Il n’y a pas l’ombre d’une analyse politique et économique qui montre la voie de l’émancipation (or qu’est-ce qu’un programme, sinon un ensemble de thèses exprimant cette analyse ?), mais seulement une série de requêtes auprès de l’Etat, auquel on rappelle quels sont ses « devoirs » : de telles revendications pourront peut-être mobiliser des groupes d’exploités sur le terrain de la violence, mois nullement modifier la nature des rapports de classe autrement que sur le papier.
Il est significatif à ce propos qu’on en arrive à écrire des pétitions aux Nations Unies qui devraient, « par simple justice », mener « une action universelle, avec des sanctions politiques et économiques, contre les U.S.A. », coupables de génocide, selon la définition établie par les Nations Unies elles-mêmes à leur Assemblée Générale du 9 décembre 1948. On pourrait croire à une pure et simple manœuvre, quoique naïve, pour alerter l’opinion publique, mais la conclusion de la plate-forme-programme résumée plus haut donne à la chose son véritable fondement « théorique » :
« Tous les hommes ont été créés égaux et pourvus par le Créateur de certains droits inaliénables, comme la vie, la liberté, la recherche du bonheur ».
Ce mouvement, qui oppose la violence ouverte à la violence mystifiée de l’Etat démocratique et raciste des Etats-Unis, entend donc agir dans le cadre même de cette société et se contente de réclamer une certaine autonomie pour son peuple.
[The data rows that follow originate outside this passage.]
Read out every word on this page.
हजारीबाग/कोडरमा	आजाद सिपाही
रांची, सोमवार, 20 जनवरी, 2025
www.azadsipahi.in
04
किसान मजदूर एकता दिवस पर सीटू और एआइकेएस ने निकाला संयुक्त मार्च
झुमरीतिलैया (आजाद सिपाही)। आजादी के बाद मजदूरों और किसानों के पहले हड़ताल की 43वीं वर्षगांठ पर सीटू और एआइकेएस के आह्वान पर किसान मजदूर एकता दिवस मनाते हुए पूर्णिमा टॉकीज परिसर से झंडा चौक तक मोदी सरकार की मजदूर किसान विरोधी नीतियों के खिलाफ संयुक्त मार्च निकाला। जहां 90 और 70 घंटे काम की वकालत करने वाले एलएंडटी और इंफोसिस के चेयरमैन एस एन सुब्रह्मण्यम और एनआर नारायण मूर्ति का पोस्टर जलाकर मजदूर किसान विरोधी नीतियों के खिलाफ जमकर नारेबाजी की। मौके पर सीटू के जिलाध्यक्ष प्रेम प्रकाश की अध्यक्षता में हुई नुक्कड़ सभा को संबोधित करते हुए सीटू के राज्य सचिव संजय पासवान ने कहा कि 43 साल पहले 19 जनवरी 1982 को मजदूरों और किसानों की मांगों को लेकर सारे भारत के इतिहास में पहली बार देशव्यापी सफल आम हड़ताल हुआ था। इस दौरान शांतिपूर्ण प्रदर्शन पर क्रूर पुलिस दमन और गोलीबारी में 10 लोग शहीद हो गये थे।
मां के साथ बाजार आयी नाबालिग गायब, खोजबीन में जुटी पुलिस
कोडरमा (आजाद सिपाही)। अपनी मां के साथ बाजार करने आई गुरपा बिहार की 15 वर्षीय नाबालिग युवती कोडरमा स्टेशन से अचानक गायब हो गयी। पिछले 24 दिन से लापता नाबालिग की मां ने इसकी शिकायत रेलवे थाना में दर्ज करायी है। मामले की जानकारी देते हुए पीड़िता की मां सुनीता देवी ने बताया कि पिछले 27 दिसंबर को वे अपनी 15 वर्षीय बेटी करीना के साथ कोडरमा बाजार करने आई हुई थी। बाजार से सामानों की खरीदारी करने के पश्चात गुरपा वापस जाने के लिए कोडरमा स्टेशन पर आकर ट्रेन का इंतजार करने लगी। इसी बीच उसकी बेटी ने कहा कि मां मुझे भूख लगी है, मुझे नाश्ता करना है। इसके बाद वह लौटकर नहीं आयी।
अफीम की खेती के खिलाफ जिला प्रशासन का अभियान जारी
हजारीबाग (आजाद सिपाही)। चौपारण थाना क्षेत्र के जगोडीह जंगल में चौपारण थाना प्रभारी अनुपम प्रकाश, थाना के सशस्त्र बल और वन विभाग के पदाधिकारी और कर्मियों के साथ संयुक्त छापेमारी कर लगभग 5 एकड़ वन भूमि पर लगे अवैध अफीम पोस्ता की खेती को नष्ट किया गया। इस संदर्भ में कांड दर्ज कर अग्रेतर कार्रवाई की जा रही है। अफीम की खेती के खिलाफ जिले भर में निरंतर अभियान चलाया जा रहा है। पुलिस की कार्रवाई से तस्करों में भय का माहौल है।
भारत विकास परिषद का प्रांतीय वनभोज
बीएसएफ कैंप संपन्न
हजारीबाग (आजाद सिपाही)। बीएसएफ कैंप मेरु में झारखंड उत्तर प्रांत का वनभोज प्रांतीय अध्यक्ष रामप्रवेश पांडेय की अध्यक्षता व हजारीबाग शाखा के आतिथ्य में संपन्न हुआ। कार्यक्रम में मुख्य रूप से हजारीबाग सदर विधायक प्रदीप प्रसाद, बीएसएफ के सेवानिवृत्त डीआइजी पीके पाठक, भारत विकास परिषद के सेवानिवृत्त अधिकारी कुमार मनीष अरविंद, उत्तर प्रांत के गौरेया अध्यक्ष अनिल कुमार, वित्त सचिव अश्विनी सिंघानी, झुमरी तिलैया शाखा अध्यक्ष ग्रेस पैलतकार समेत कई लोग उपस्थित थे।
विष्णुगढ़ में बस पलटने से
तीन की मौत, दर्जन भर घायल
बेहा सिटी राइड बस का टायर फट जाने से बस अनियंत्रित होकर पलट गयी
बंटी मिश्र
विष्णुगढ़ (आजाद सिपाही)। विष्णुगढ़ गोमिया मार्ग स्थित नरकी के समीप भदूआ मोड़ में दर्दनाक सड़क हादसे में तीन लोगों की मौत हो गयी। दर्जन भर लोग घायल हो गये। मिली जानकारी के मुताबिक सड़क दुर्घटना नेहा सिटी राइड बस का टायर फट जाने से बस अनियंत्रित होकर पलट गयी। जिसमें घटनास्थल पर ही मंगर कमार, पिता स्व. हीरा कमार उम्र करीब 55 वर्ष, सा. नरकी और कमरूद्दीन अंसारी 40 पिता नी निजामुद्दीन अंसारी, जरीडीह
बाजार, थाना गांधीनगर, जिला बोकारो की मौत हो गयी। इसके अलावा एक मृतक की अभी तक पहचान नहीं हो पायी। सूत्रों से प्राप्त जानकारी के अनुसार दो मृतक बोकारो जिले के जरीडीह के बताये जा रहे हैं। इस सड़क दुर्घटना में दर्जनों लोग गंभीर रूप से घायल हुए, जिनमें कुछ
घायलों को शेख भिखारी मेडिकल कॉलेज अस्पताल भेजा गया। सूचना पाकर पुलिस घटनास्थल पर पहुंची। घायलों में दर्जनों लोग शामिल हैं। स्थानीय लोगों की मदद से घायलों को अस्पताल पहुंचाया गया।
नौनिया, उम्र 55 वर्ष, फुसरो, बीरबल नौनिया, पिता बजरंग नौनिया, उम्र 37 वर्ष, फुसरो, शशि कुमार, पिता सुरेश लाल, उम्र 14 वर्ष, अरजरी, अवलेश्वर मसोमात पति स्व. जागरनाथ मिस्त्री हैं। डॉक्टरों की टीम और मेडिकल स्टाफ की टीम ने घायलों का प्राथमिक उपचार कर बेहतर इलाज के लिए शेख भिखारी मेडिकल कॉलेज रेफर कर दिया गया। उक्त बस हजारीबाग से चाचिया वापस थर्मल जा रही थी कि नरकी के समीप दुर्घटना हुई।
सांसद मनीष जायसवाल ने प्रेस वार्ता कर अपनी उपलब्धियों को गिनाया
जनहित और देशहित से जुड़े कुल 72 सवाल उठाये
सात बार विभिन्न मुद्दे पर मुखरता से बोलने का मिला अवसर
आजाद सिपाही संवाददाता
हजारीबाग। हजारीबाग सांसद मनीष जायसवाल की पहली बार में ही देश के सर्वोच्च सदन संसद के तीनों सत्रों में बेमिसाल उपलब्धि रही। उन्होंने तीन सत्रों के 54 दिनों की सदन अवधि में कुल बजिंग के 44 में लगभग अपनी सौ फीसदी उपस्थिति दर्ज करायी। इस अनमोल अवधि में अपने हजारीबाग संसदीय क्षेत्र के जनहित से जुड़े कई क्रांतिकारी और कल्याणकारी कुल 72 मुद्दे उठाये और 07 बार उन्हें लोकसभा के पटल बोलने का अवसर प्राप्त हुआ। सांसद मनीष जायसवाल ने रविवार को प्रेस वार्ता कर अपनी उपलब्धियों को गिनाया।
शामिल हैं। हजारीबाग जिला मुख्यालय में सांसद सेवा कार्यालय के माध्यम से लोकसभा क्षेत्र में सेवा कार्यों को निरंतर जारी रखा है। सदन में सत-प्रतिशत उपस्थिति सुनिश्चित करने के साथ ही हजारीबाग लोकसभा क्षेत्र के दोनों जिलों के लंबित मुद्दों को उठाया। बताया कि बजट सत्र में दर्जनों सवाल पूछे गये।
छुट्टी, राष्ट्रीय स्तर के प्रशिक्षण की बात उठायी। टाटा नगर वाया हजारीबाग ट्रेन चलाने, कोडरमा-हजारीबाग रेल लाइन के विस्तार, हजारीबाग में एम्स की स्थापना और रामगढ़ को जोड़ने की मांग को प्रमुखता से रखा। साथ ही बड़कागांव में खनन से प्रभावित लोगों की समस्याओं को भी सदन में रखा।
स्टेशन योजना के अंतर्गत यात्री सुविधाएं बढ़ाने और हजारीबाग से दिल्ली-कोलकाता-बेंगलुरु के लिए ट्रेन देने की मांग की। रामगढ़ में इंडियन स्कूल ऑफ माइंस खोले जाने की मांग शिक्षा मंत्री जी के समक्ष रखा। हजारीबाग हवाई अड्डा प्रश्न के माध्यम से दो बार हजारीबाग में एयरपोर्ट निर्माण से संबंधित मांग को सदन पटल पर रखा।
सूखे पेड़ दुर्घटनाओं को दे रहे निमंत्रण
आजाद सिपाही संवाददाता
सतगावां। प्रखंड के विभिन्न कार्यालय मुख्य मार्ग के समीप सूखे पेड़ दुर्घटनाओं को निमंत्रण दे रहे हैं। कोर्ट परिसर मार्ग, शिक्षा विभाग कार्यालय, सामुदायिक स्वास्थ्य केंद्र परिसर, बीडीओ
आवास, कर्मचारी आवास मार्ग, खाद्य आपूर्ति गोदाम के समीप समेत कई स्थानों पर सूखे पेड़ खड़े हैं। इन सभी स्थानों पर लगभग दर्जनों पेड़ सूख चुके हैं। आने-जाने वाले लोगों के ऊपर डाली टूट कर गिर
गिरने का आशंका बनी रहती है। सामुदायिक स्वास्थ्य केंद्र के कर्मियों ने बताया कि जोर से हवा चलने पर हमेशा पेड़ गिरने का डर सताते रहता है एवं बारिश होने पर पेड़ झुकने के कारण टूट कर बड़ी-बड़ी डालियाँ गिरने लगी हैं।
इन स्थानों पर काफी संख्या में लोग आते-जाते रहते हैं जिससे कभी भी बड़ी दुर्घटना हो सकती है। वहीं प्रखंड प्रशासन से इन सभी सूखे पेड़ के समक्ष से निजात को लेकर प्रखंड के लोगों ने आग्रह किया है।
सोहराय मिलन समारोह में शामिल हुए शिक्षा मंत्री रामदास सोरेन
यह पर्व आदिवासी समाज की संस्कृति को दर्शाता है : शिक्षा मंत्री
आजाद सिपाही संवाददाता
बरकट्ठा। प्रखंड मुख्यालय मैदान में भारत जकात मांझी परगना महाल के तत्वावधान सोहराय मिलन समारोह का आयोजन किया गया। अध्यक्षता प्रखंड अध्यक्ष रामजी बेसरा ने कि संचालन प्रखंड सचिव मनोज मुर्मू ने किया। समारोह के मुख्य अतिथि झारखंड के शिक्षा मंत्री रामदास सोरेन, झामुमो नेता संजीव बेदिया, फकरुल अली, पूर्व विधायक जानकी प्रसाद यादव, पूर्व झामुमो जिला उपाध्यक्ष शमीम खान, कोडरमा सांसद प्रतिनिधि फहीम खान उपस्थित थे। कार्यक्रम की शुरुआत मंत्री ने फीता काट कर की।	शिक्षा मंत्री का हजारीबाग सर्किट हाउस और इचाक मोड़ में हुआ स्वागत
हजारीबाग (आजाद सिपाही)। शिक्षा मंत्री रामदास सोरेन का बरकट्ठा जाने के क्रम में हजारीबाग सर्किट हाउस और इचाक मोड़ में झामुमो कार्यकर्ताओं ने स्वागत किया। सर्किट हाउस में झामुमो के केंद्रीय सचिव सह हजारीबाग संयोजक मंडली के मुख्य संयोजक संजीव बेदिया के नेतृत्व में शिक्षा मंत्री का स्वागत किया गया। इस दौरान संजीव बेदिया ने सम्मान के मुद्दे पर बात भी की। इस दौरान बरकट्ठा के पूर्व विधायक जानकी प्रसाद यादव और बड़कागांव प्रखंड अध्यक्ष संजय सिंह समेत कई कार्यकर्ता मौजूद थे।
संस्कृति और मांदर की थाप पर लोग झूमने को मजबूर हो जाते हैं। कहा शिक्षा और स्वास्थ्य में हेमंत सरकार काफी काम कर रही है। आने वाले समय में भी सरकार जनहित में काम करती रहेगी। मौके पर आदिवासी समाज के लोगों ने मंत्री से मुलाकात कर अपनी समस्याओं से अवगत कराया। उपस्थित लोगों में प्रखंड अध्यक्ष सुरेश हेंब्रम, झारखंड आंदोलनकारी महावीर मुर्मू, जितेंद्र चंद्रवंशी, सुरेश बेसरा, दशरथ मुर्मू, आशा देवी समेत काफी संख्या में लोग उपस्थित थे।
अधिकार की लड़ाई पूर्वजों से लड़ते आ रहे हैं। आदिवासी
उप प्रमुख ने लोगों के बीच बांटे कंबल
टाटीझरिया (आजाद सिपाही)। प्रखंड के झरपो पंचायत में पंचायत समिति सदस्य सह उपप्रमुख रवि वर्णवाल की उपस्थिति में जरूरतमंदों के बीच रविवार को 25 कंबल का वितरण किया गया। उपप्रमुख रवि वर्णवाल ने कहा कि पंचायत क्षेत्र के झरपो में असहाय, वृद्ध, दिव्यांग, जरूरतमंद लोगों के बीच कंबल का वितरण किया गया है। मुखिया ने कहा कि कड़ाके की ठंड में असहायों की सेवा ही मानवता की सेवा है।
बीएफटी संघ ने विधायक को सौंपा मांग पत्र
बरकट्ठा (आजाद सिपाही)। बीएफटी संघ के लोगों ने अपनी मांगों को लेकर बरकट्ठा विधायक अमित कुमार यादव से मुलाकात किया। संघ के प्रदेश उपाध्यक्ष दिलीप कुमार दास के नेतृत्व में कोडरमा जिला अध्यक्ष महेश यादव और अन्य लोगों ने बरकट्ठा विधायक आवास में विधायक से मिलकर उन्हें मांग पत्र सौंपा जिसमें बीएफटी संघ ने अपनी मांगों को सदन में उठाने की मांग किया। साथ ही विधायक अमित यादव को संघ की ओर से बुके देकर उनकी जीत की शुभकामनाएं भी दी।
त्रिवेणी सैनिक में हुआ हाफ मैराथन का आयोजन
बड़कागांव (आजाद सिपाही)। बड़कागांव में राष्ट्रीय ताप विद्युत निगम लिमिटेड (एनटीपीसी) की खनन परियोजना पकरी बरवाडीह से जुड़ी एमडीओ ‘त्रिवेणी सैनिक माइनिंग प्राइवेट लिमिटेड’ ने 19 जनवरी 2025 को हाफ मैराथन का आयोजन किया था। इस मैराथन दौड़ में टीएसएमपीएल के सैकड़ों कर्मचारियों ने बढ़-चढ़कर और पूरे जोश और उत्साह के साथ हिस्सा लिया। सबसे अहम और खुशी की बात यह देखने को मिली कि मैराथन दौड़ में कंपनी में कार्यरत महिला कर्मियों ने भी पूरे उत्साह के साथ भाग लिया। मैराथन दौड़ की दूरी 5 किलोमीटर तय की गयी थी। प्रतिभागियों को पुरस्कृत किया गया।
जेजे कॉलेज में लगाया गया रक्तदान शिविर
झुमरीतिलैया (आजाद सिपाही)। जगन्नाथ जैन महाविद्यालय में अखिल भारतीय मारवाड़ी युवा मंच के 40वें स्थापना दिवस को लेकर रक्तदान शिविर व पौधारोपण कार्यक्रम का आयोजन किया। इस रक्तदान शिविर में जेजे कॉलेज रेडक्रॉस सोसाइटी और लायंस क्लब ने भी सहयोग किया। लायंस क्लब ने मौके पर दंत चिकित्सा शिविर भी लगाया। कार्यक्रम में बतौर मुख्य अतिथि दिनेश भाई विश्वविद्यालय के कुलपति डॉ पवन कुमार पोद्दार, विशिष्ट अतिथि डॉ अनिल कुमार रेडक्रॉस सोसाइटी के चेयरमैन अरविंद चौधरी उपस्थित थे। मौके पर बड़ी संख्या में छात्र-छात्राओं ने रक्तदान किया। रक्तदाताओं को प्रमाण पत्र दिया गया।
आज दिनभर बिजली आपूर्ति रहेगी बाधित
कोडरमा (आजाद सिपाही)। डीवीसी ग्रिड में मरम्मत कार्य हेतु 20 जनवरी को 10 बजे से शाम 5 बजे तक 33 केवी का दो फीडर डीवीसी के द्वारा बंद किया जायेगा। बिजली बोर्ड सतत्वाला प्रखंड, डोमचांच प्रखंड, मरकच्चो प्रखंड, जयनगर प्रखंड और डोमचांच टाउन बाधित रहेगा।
Admirable dans sa lutte à visage découvert, il se place cependant sur un terrain équivoque et fondamentalement anti-historique.
C’est justement cet aspect, que l’on rattache aux expériences des « héroïques » peuples du Vietnam et de Corée du Nord, qui constitue la partie rétrograde du mouvement, et il entre de plus en plus en crise et en contradiction au fur et à mesure que la lutte de classe se développe et reprend son contenu réel : car alors c’est le prolétariat (peu importe de quelle couleur !) qui reprend la première place, c’est-à-dire la classe qui supprime toute prétention à l’autonomie dans tous les domaines, depuis celui de l’école, de la « justice », du « service militaire », de la, famille, à celui de l’organisation politique, économique, étatique, parce que tout est fondu, dans un mouvement unique et irrésistible, celui de la classe exploitée dans son ensemble, guidée par un unique parti.
Cependant, il est certain que l’expérience douloureuse des prolétaires et sous-prolétaires noirs, enfermés dans une lutte raciale sans perspective d’affranchissement réel, pourra contribuer, avec ses sacrifices continuels de forces généreuses, avec les assassinats perpétrés par les défenseurs de « l’ordre », avec les procès scandaleux, avec la montée du racisme, à ouvrir les yeux du prolétariat blanc ou de couleur et à faire naître une avant-garde politique qui saura rassembler tous les prolétaires sans discrimination de race. Tel est le souhait et le salut que nous adressons aux prolétaires noirs engagés dans leur courageuse bataille, comme aux prolétaires blancs encore engourdis par le sommeil.